Di sisi PWI, organisasi ini—didirikan sejak 1950-an—sedang gencar lawan hoaks dan tingkatkan kompetensi di bawah Wirahadikusumah (2021-2026). Ini selaras dengan agenda nasional Otoritas Jasa Keuangan (OJK) untuk literasi keuangan mencapai 45% pada 2024, meski Lampung masih di bawah rata-rata nasional. Secara regional, serupa dengan kolaborasi Bea Cukai Sumatera untuk anti-penyelundupan, tapi Lampung tertinggal dalam indeks digitalisasi layanan publik (peringkat 20 provinsi).
Dari perspektif analis, ini mengingatkan pada pola global: Kolaborasi pemerintah-media berhasil di negara seperti Singapura (dengan Singapore Budget Initiative), tapi gagal di tempat di mana independensi tergerus, seperti beberapa kasus di Amerika Latin. Di Indonesia, keberhasilan tergantung eksekusi—apakah diskusi November jadi titik balik, atau hanya catatan kaki di arsip birokrasi?
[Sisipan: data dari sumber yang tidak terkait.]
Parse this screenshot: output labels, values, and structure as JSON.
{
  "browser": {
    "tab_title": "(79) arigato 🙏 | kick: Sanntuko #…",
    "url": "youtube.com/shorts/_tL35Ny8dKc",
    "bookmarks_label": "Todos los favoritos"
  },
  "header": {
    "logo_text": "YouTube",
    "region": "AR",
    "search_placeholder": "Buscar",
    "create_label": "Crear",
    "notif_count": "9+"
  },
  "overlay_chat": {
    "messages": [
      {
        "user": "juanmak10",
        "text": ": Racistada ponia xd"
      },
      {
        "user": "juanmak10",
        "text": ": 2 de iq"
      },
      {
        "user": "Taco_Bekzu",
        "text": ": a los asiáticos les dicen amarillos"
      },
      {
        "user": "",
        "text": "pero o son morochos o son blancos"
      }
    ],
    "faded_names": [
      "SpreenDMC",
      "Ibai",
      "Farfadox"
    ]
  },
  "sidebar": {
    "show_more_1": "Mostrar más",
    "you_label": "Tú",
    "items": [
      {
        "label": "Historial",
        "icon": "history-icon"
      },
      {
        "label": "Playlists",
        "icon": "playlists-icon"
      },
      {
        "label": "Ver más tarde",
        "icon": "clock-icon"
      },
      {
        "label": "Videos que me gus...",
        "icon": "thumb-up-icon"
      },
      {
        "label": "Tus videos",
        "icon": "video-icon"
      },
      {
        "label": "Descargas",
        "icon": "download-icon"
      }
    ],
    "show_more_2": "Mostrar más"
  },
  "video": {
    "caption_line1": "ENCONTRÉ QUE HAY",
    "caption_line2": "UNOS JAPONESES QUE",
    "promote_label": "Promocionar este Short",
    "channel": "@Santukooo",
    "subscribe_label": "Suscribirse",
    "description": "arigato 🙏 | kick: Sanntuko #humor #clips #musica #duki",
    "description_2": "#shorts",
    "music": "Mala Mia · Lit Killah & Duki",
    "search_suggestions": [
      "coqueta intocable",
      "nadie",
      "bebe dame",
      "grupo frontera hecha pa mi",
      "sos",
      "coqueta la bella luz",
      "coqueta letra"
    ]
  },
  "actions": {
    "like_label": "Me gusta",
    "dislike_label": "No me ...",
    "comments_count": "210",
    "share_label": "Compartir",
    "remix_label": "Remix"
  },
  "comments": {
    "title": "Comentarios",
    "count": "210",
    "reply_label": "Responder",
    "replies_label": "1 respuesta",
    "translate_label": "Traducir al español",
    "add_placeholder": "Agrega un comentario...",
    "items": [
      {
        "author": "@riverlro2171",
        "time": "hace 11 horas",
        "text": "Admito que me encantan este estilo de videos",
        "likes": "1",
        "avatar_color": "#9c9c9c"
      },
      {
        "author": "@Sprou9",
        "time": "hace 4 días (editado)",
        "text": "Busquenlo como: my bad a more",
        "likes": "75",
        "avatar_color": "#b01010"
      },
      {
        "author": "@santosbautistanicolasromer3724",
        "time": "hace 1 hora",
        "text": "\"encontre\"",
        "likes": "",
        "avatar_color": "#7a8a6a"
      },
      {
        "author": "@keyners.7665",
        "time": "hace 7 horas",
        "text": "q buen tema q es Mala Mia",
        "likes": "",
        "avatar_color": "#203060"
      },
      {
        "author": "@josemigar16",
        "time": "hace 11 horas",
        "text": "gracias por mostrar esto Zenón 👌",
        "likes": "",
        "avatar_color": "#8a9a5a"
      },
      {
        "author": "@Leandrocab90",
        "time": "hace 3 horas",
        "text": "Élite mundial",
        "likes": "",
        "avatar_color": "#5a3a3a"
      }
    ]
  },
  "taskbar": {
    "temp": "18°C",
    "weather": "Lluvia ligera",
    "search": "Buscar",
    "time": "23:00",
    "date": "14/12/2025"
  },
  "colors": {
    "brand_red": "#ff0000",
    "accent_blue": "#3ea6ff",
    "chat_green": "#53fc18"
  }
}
Sinergi PWI Lampung dan Kemenkeu adalah sinyal harapan di tengah badai ekonomi daerah. Jika diikuti dengan program terukur—like serial webinar pajak atau portal transparansi bersama—ini bisa jadi blueprint untuk provinsi lain. Namun, tanpa pengawasan independen, risikonya tinggi: transparansi yang dijanjikan berubah jadi bayang-bayang. —Mari pantau diskusi 21 November. Siapa tahu, dari Bandar Lampung, lahir model kolaborasi yang bikin kita semua lebih pintar soal duit negara — Optimis!